Das Projekt „BE-Spring: Discovering Collembola biodiversity on grasslands with emerging genomic and metagenomic tools“ ist ein von der DFG gefördertes Projekt innerhalb der Biodiversitätsexploratorien. Es läuft von 2020-2023 und wird von Anna Küchler im Rahmen ihrer Doktorarbeit durchgeführt. BE-Spring ergänzt die MetaInvert-Genomdaten mit den Genomen der häufigsten Bodenspringschwänze aus den 150 Exploratories-Grünlandparzellen, um eine Springschwanz-Genom-Referenzdatenbank (SGRD) für Deutschland zu etablieren.

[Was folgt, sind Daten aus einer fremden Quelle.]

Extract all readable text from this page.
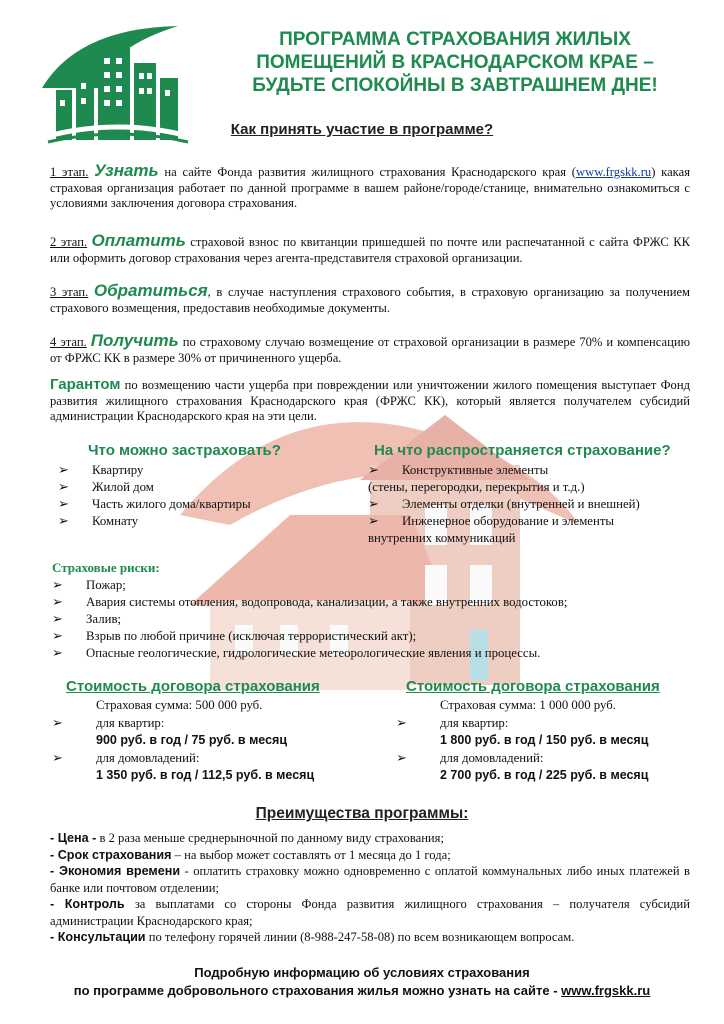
ПРОГРАММА СТРАХОВАНИЯ ЖИЛЫХ
ПОМЕЩЕНИЙ В КРАСНОДАРСКОМ КРАЕ –
БУДЬТЕ СПОКОЙНЫ В ЗАВТРАШНЕМ ДНЕ!
Как принять участие в программе?
1 этап. Узнать на сайте Фонда развития жилищного страхования Краснодарского края (www.frgskk.ru) какая страховая организация работает по данной программе в вашем районе/городе/станице, внимательно ознакомиться с условиями заключения договора страхования.
2 этап. Оплатить страховой взнос по квитанции пришедшей по почте или распечатанной с сайта ФРЖС КК или оформить договор страхования через агента-представителя страховой организации.
3 этап. Обратиться, в случае наступления страхового события, в страховую организацию за получением страхового возмещения, предоставив необходимые документы.
4 этап. Получить по страховому случаю возмещение от страховой организации в размере 70% и компенсацию от ФРЖС КК в размере 30% от причиненного ущерба.
Гарантом по возмещению части ущерба при повреждении или уничтожении жилого помещения выступает Фонд развития жилищного страхования Краснодарского края (ФРЖС КК), который является получателем субсидий администрации Краснодарского края на эти цели.
Что можно застраховать?
➢ Квартиру
➢ Жилой дом
➢ Часть жилого дома/квартиры
➢ Комнату
На что распространяется страхование?
➢ Конструктивные элементы
(стены, перегородки, перекрытия и т.д.)
➢ Элементы отделки (внутренней и внешней)
➢ Инженерное оборудование и элементы
внутренних коммуникаций
Страховые риски:
➢ Пожар;
➢ Авария системы отопления, водопровода, канализации, а также внутренних водостоков;
➢ Залив;
➢ Взрыв по любой причине (исключая террористический акт);
➢ Опасные геологические, гидрологические метеорологические явления и процессы.
Стоимость договора страхования
Страховая сумма: 500 000 руб.
➢	для квартир:
900 руб. в год / 75 руб. в месяц
➢	для домовладений:
1 350 руб. в год / 112,5 руб. в месяц
Стоимость договора страхования
Страховая сумма: 1 000 000 руб.
➢	для квартир:
1 800 руб. в год / 150 руб. в месяц
➢	для домовладений:
2 700 руб. в год / 225 руб. в месяц
Преимущества программы:
- Цена - в 2 раза меньше среднерыночной по данному виду страхования;
- Срок страхования – на выбор может составлять от 1 месяца до 1 года;
- Экономия времени - оплатить страховку можно одновременно с оплатой коммунальных либо иных платежей в банке или почтовом отделении;
- Контроль за выплатами со стороны Фонда развития жилищного страхования – получателя субсидий администрации Краснодарского края;
- Консультации по телефону горячей линии (8-988-247-58-08) по всем возникающем вопросам.
Подробную информацию об условиях страхования
по программе добровольного страхования жилья можно узнать на сайте - www.frgskk.ru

BE-Spring implementiert den in MetaInvert etablierten Shotgun-Metagenom-Ansatz, um zu verstehen:
    – wie Umweltfaktoren und die Intensivierung der Grünlandnutzung die Zusammensetzung und Funktion von Springschwanzgemeinschaften beeinflussen, und 
    – wie Springschwänze mit anderen biologischen Komponenten des Grünland-Ökosystems zusammenhängen.

EXPERTISE / METHODEN

  • Umwelt-DNA
  • Metabarcoding
  • Sammlung von Boden-Arthropoden
  • Phylogenetik
  • Python
  • R
  • Metagenomik
  • Gemeinschaftsökologie

PUBLIKATIONEN

Schneider C, Woehle C, Greve C, et al (2021). Two high-quality de novo genomes from single ethanol- preserved specimens of tiny metazoans (Collembola). GigaScience.

Bálint M, Nowak C, Márton O, et al. (2018). Accuracy, limitations and cost efficiency of eDNA-based community survey in tropical frogs. Molecular Ecology Resources, 18(6), 1415–1426.